Wednesday, September 08, 2010

Counterfactuals and Modals

I like the approach to counterfactuals that treats them as modals. The sentence 'if A were the case, C would be the case' says that, out of some restricted class of possibilities, all the A possibilities are C possibilities. Which restricted class is in play is of course in part a context-sensitive matter. The relevant class of possibilities is relevant for other modal language, too. I've argued, controversially, that this is the case for 'knows'. But there are much less contentious cases, too. Consider bare modals like 'might' and 'must'; these definitely take context-sensitive domains, and those domains look to play central roles in the interpretation of counterfactual conditionals, too.

There is a kind of conflict between sentences like these, uttered back to back in a given conversational context:

(1) If he were to break thorough his chains, he would save the girl.

(2) He couldn't possibly break through his chains.

The 'kind of conflict' here isn't necessarily a matter of semantic inconsistency. (The approach to modals and counterfactuals I have in mind has the second entailing the first -- if there's no possibility of his breaking his chains, then, trivially, all possibilities in which he breaks through his chains are ones in which he kills his captors.) It's rather something like a pragmatic tension. The 'couldn't possibly' claim requires the modal base to be devoid of cases in which he breaks through his chains; such a base renders the counterfactual trivial -- so the counterfactual strongly prefers a context in which there are some chain-breaking possibilities among the modal base. (Compare: "There's nothing in this bottle." "All the air in the bottle is musty.")

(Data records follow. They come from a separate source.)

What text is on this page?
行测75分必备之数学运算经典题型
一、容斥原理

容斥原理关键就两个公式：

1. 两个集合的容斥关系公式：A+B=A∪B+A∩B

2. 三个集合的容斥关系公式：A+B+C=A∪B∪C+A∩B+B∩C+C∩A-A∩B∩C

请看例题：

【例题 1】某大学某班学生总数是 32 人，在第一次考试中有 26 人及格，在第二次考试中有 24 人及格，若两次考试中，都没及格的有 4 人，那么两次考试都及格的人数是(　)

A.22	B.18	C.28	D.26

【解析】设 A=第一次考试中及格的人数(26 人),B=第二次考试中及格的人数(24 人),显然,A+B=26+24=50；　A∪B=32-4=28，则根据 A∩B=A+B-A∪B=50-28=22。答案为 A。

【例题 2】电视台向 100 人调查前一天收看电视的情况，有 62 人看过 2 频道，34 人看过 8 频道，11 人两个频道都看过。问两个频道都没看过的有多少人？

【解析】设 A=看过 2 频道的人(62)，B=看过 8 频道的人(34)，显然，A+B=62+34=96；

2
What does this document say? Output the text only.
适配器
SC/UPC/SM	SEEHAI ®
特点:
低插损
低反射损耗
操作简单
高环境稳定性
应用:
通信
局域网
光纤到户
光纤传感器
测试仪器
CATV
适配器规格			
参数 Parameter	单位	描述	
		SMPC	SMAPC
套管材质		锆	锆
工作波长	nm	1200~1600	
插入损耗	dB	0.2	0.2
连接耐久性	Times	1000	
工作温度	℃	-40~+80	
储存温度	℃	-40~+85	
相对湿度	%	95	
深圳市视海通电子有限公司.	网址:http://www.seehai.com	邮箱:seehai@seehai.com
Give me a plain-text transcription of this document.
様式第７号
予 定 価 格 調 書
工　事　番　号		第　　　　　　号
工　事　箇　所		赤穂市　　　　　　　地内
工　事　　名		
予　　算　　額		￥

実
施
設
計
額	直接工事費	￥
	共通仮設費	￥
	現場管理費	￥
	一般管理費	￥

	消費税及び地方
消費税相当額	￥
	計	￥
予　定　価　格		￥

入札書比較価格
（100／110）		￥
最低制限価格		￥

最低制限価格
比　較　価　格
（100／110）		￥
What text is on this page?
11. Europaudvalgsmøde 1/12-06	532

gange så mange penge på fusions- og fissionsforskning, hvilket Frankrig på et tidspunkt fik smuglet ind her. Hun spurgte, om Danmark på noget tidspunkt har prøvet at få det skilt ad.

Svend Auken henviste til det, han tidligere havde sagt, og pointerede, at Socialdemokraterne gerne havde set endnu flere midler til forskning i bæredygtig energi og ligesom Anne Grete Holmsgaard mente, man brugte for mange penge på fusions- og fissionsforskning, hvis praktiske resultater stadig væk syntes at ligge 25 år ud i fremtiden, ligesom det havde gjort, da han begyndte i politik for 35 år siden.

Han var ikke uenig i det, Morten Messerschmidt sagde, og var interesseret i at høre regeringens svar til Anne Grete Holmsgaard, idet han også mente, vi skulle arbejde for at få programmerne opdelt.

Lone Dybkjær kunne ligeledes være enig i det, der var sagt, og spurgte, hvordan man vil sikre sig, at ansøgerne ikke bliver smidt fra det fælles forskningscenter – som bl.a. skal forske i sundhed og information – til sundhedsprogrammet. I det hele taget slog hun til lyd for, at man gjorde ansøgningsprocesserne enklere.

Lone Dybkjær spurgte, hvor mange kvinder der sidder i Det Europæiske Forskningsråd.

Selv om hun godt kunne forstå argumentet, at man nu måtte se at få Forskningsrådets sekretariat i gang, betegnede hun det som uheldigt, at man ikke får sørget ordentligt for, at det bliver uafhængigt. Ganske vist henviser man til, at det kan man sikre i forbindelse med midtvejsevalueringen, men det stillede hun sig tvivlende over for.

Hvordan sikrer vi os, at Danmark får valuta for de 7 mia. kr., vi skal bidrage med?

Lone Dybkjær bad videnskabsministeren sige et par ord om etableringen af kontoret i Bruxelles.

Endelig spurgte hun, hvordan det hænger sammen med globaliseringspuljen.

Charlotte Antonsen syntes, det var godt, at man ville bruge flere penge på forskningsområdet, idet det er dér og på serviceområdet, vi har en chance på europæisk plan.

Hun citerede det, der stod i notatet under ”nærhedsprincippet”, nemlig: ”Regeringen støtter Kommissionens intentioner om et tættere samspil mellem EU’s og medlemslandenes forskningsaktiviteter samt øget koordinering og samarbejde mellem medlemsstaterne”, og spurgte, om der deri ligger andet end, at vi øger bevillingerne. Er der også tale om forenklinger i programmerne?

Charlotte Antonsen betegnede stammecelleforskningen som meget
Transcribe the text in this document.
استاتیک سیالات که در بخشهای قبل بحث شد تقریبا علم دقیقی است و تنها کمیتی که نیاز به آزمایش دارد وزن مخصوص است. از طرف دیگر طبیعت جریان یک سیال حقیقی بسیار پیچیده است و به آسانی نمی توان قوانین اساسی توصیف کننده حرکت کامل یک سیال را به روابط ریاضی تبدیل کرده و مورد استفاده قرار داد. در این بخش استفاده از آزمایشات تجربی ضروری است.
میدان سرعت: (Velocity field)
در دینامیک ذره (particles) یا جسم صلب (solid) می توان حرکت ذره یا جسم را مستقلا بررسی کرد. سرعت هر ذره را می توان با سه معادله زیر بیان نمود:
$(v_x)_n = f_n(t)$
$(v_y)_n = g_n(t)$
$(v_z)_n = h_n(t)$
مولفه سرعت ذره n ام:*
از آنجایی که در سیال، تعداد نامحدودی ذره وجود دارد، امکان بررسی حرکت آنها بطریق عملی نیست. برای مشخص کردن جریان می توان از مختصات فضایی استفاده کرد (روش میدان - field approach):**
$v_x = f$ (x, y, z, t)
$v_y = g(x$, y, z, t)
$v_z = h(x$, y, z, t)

Given this connection between bare modals and counterfactual conditionals, it's pretty straightforward to see that certain equivalences will hold as well. In particular, these two sentences will, in any given context, have the same truth value:

(3) He can't phi.

(4) If he were to phi, then p and not-p.

The necessity claim says that there are no him-phi-ing worlds. The counterfactual says that, of all the him-phi-ing worlds, all of them are p-and-not-p worlds; this is false if there are any him-phi-ing worlds, and vacuously true if there are. (I'm assuming that no worlds -- in particular, none of the him-phi-ing worlds, are p-and-not-p worlds.)

I say that (3) and (4) are equivalent in all contexts. This is not, however, to say that, in any conversational situation, the expression of (3) would take the same truth-value as would the expression of (4). For in many situations, (3) and (4) will have divergent effects on the conversational score, for just the sorts of reasons given above. I've used very strong chains, and also drugged him; he definitely will not succeed in his attempts to break the chains. If you and I are speaking in an ordinary villain-and-henchman context, rather than a esoteric metaphysician's one, I might very well express a truth with "he can't break through his chains." We are, in Lewis's useful terminology, legitimately ignoring certain genuine but irrelevant possibilities, like the possibility that his chains suddenly and spontaneously transform to dust. I would not, however, plausibly express a truth by the sentence "if he were to break through his chains, then p and not-p." If I were to utter this counterfactual, the relevant domain would expand in order to accommodate the presupposition that there are some possibilities in which he breaks through his chains; relative to this new, wider set of possibilities, the modal claim of the counterfactual would be false. We accommodate by treating sincere utterances, when possible, as non-vacuous. Relative to that new, wider set of possibilities, the bare modal would be false too; but it's not most naturally evaluated there.

What I say for (3) and (4) generalises to (5) and (6):

(5) Necessarily, p.

(6) If not-p were the case, A and not-A would be the case.

That is to say, first, both sentences are context-sensitive, second, the two sentences are semantically equivalent in the sense of having the same truth value relative to any particular context, and third, that they can and often will have divergent capacities for updating the context.

Timothy Williamson bases his treatment of modal epistemology on the fact that (5) and (6) are semantically equivalent. But I think that an appreciation of the rest of the story makes trouble for his epistemological story. I'll try to develop my worry in some detail in future posts.